Japan (Literatur)

    Aus WISSEN-digital.de

    Erst im 5. Jahrhundert n.Chr. wurde in Japan die (chinesische) Schrift eingeführt; bis dahin blieb die Dichtung auf mündliche Überlieferung beschränkt. Seit dem 8. Jahrhundert sind Chroniken (kodschiki), Topogrophien (fukodi) und Gedichtsammlungen (als frühestes das "Manioschu" erhalten. Ab dem 10. Jahrhundert kam es zur Fixierung einer eigenen (japanischen) Sprache; Märchen (taketori-monogatari), Erzählungen (Ise-monogatari), volkstümliche Geschichten (kondschaku-monogatari) oder Gedichte (waka) wurden gesammelt. Die gebräuchlichste Gedichtform war das kurze tanka. Das "Gen-dschi-monogatari" der Hofdame Murasaki Schikibu (978-1016) wurde bestimmend für die Entwicklung der realistischen Erzählung. Parallel dazu wurde die Tagebuch- und Aphorismenliteratur (suihitsu) gepflegt. Ihre Träger waren der Adel und besonders die Hofdamen. Im Gefolge der politischen Umwälzungen des 12. Jahrhunderts kamen romantische Kriegsepen (gunki-monogatari) auf (berühmtestes Beispiel das "Heike-monogatari", 13. Jahrhundert).

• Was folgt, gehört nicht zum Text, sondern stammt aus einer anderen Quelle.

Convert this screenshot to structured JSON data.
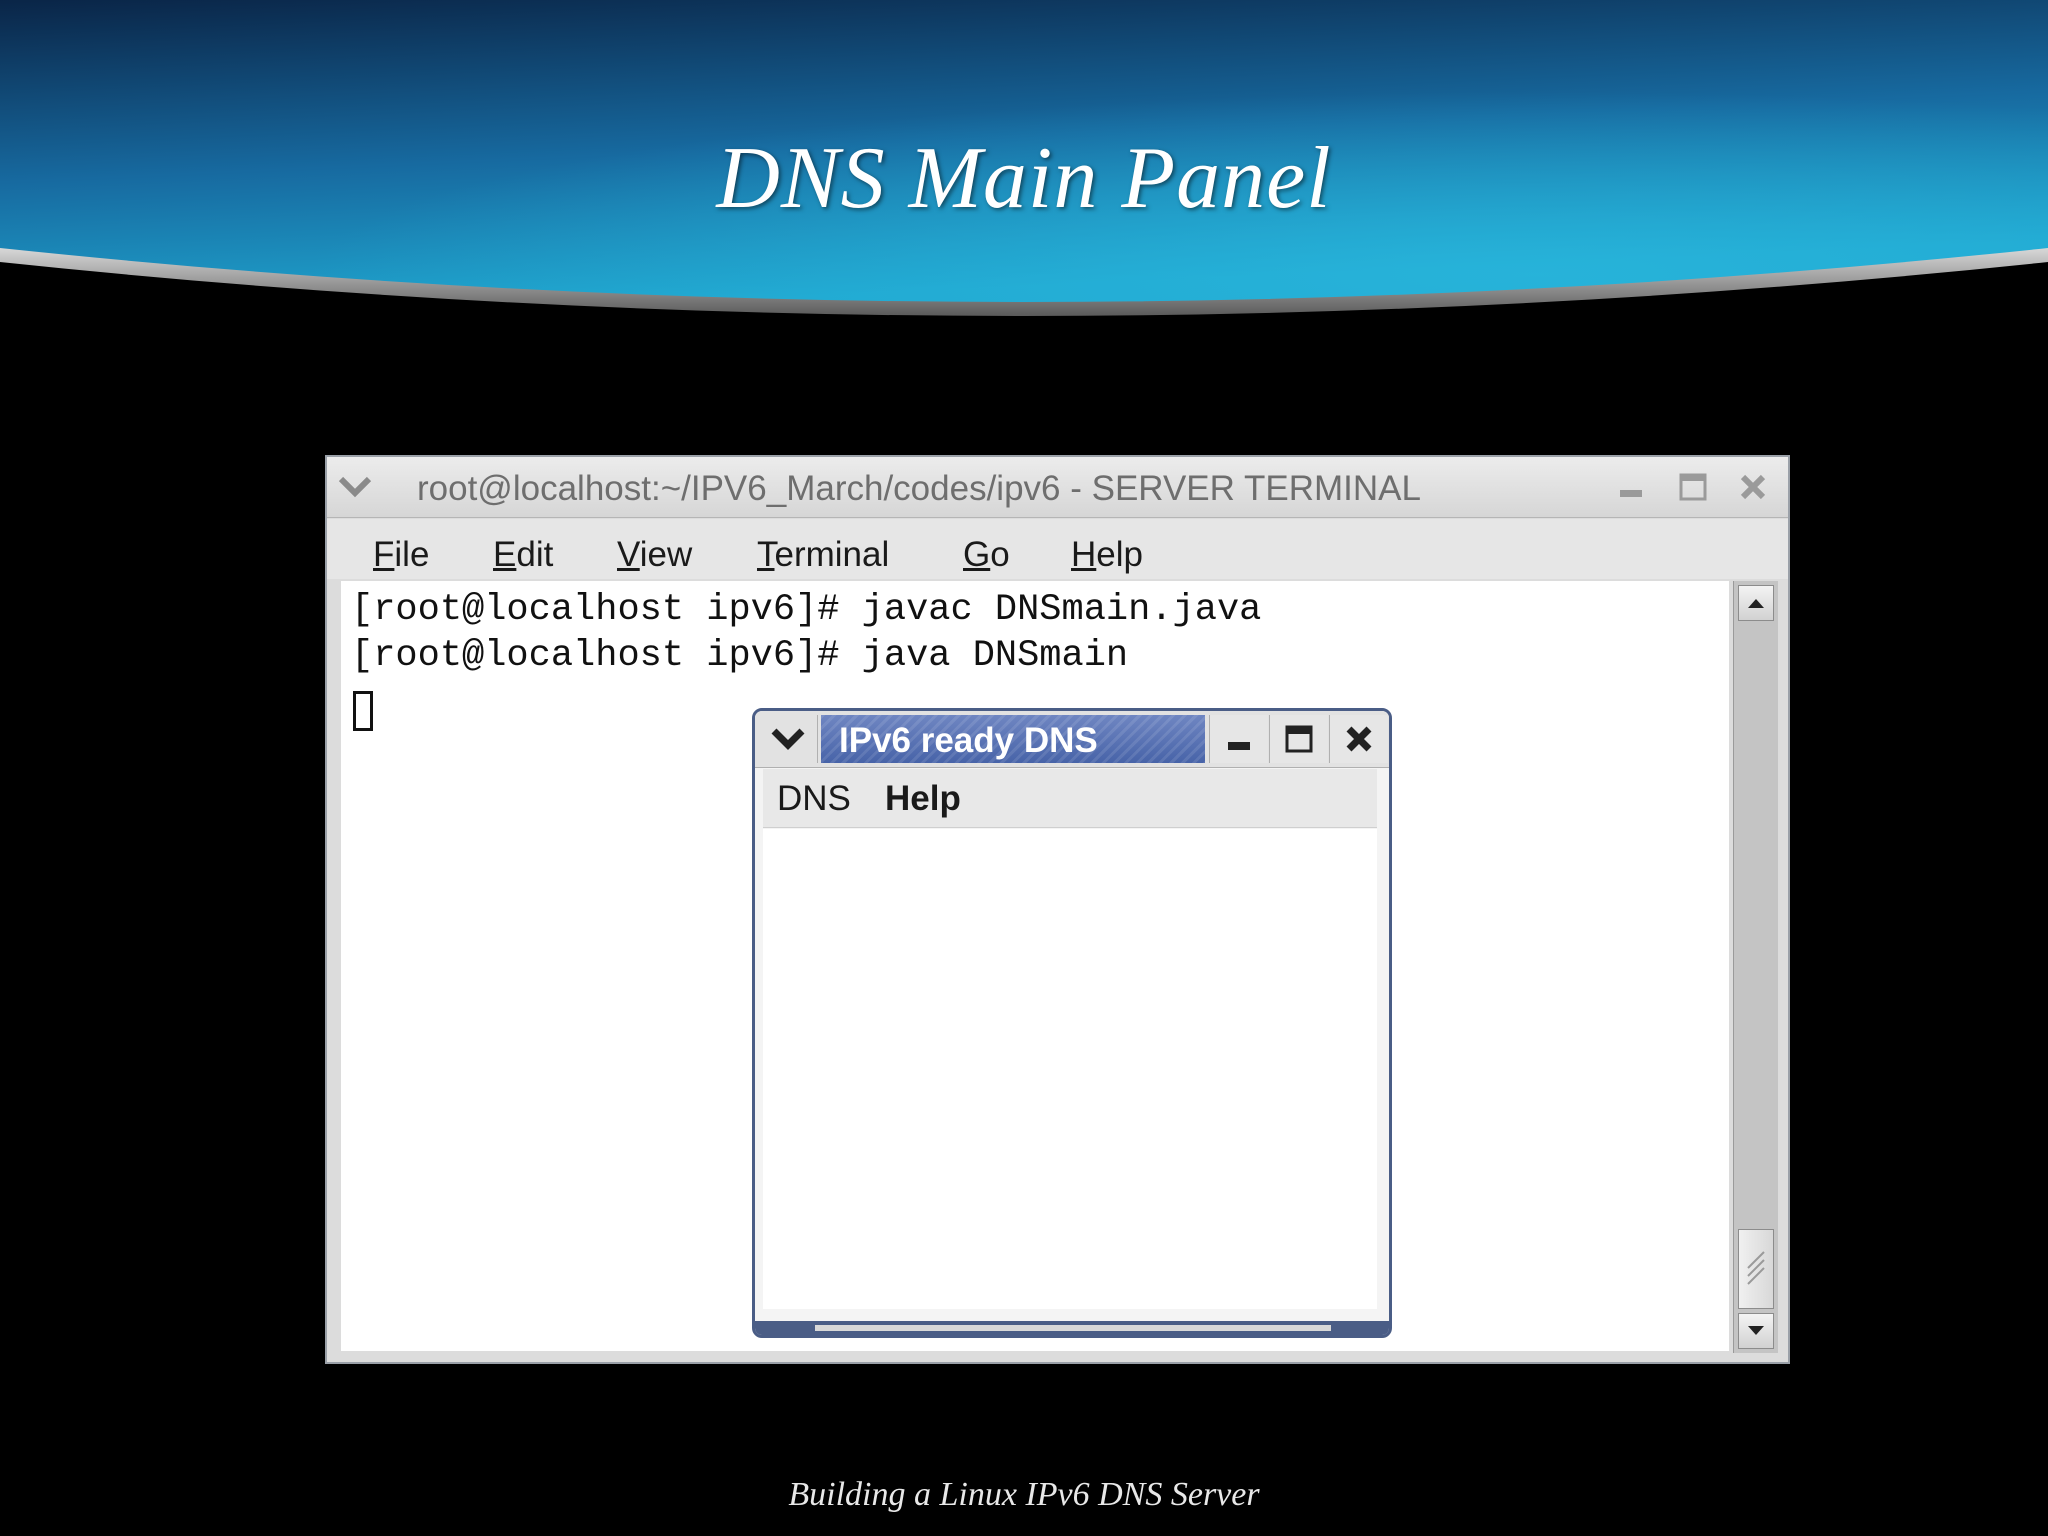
{
  "slide": {
    "title": "DNS Main Panel",
    "footer": "Building a Linux IPv6 DNS Server"
  },
  "terminal": {
    "title": "root@localhost:~/IPV6_March/codes/ipv6 - SERVER TERMINAL",
    "menu": [
      {
        "mnemonic": "F",
        "rest": "ile"
      },
      {
        "mnemonic": "E",
        "rest": "dit"
      },
      {
        "mnemonic": "V",
        "rest": "iew"
      },
      {
        "mnemonic": "T",
        "rest": "erminal"
      },
      {
        "mnemonic": "G",
        "rest": "o"
      },
      {
        "mnemonic": "H",
        "rest": "elp"
      }
    ],
    "lines": [
      "[root@localhost ipv6]# javac DNSmain.java",
      "[root@localhost ipv6]# java DNSmain"
    ]
  },
  "dns_window": {
    "title": "IPv6 ready DNS",
    "menu": [
      "DNS",
      "Help"
    ]
  },
  "colors": {
    "banner_dark": "#0b2a52",
    "banner_light": "#1b9cc4",
    "dialog_accent": "#4a63a8"
  }
}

    Die Literatur des japanischen Mittelalters wurde geprägt von buddhistischen und konfuzianischen theologischen Schriften; aus rituellen Tänzen und Pantomimen entwickelte sich das lyrische No-Spiel. Das im 17. Jahrhundert sich ausbildende Stadtbürgertum schuf sich in illustrierten Leseheften (soschi) eine eigene Literatur; ihre Hauptthemen waren der Sinnengenuss und das aufregende Großstadtleben. Das neue Lebensgefühl fand in der Poesie seinen adäquaten Ausdruck im epigrammatisch knappen Haiku-Kurzgedicht (Hauptvertreter: Bascho, 1644-1694). Aus erotisch betonten Singtänzen entstand die Kabuki-Dramenform: Ein ritterliches Samurai- und ein bürgerliches Sittenstück werden nacheinander aufgeführt, den Schluss bildet ein Tanz.

    Die Öffnung Japans (1853) brachte eine Begegnung mit der westlichen literarischen Kultur. Die europäischen Autoren der Romantik und des Naturalismus fanden zahlreiche Übersetzer und Nachahmer; eine eigenständige moderne Literatur bildete sich in Japan jedoch erst nach Tsuboutschi Schojos bahnbrechendem Werk über das "Wesen des Romans" (1885/86) heraus.

    Bedeutende Autoren der nachfolgenden Zeit waren Ogai Mori (1862-1922), Soseki Natsume (1864-1916) und Rionosuke Akutagawa (1892-1927), dessen Novelle "Rashomon" im Westen stärkste Beachtung fand. Unter den Schriftstellern des 20. Jahrhunderts ragen heraus: Josunari Kawabata (1899-1972), Dschunitschiro Tanisaki (1886-1965), Jukio Mischima (1925-1970), Yasuschi Inoue (1907-1991) und Kobo Abe (1924-1993).